Monday, June 2, 2014

IR Techniques: Alternative Model - BOOLEAN



In our never-ending quest for knowledge and information, we utilize the Internet and other electronic databases by performing searches.  The actual behind-the-scene processing of searches depends on the search model used, wherein most models construct search results via a ranking function; and ranking creates a score for each set of information retrieved.  The higher the score, the more likely the retrieved data and/or information is what we are looking for in our search query.  The index process (the procedure for retrieving key words and phrases contained in text documents) of various models assigns relevance to each search result in a systematic attempt to predict the end user’s query needs and desires.  

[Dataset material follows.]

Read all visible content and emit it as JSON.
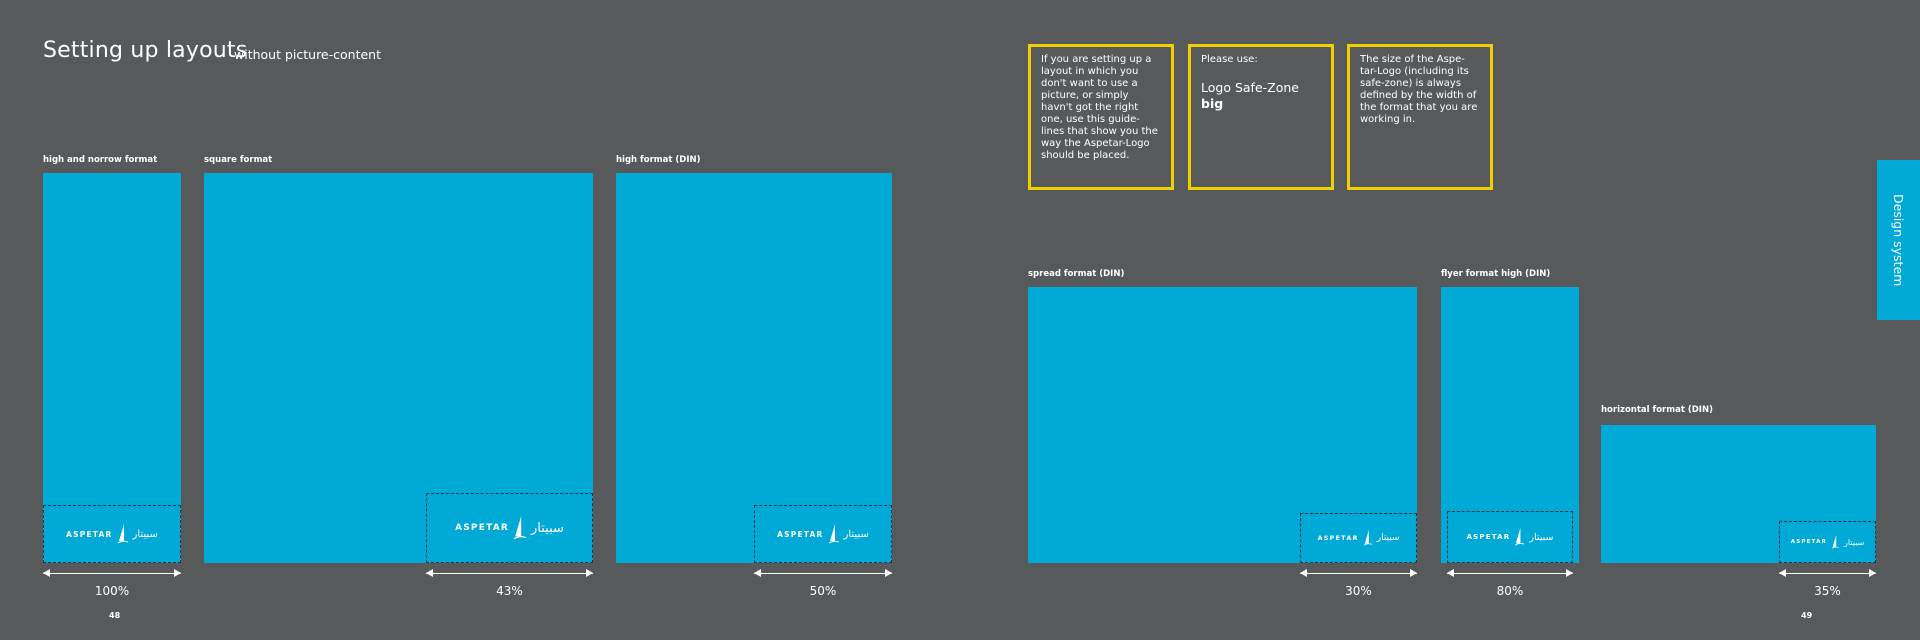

For example, the Google search engine has engineered and fine-tuned its search retrieval mechanism to assist the user in finding relevant information – it’s the most popular search engine in the world.  While performing Internet searches, I’ve often utilized Google and used the Classic models.  And, what are the Classic models?  These are Boolean, Vector and Probabilistic models of searching.  The Boolean model is simplistic, based on algebraic theory that predicts documentation relevance.  As I formulated my queries, I would combine essential words (key words) with operators – AND, OR, NOT – to hone in on specific data within documents.  These operators assist in contracting the information retrieved, as they narrow-down query results.

So that you will understand the usefulness of the Boolean model, I will provide an example.  I queried Google using the following terms: 

  1st: government contracts "small business" veterans - note that I also utilized quote symbols (“”) to further define the query.  It took Google 0.35 seconds to produce 9,550,000 results, and that’s more websites than I could possibly review! 

2nd: To narrow (contract) my results, I then inserted more quotes within my query - "government contracts" "small business" veterans – and this generated 711,000 results in 0.28 seconds.

3rd: revision to my query, I added Boolean operators - "government contracts" AND "small business" AND “disabled-veterans” – results 56,900.  In reviewing some of the previous results, I found hits referring specifically to disabled-veterans and decided to further limit my search.




As you can see, the more limitations you add to the query, the less hits (results) you will obtain.  This is an effective way to utilize the Boolean model.   





So, the next time you search for information, throw in some Boolean operators to hone in on specific information.


Eat chocolate and stimulate your brain!